Chicago’s political leadership is floating a pension buyout program as evidence it is seriously addressing the city’s thirty-six-billion-dollar unfunded pension liability, but Mark Glennon, founder of the Illinois policy research organization Wirepoints, said that the proposal moves debt from one column to another rather than reducing it, and that the broader fiscal picture facing the city continues to deteriorate across every measurable dimension. Audio here.
As I always ask … timelines please … prediction time. Go.
When does the Fed say, “sorry, the window is shut?” There is zero chance they are getting paid back anytime soon. What are the strings attached to the loans? Do these loans supercede other loans? Would be interesting to know since this hasn’t ever happened at this scale before.
I have heard a 3 year payback window.
It is smart for IL to load up on as much free money as much as possible before the default. I don’t think we are heading towards a bankruptcy.. We are heading for a hard default. The rest of the country are a bunch of suckas for giving it to us.

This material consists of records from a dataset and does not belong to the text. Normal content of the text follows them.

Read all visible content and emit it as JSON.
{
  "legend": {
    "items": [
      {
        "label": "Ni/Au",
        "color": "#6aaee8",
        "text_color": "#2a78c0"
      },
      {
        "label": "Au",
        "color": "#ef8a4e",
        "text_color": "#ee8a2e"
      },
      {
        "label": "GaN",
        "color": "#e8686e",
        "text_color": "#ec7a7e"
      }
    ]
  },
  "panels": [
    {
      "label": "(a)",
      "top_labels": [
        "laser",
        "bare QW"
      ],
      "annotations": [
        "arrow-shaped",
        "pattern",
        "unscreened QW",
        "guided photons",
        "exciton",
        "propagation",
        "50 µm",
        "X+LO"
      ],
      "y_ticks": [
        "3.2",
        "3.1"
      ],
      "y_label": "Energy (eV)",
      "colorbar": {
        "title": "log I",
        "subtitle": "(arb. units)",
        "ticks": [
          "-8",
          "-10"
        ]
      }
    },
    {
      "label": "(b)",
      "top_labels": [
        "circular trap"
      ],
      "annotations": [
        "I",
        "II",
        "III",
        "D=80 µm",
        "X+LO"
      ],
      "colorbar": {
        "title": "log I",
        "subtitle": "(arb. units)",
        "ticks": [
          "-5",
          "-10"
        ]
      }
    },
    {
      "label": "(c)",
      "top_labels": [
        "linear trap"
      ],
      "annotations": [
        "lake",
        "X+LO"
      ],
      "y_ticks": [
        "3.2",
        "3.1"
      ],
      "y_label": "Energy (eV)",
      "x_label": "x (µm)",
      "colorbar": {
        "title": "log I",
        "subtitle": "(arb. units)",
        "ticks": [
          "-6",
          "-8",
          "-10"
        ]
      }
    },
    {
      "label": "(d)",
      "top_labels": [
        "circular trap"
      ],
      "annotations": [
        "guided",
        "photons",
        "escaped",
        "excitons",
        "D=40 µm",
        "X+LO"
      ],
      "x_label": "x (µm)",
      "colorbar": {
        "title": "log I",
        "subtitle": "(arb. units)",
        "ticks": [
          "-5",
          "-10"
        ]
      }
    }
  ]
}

You mean IL is just going to give it all up? What exactly is your thesis, I’m interested. Thanks.
When you say “the rest of the country”, you really mean Republican states. All democrap states are broke.
Face it, the smart ones already left IL.
The fed needs to kiss this money goodbye.
That ship has sailed — the Fed had already took over 4 trillion onto their books via QE following the 2008 crisis, and it stayed there. Illinois isn’t the only house of cards you have to worry about.
Honest question: given this is a loan where does this loan rank in terms of priority in the capital stack? Ahead of bondholders and/or pension holders? If I were them I would not be too happy about getting primed…
The only state to borrow sad so extremely sad, judgement day is forthcoming for this states politicians and pensions game over boys and girls.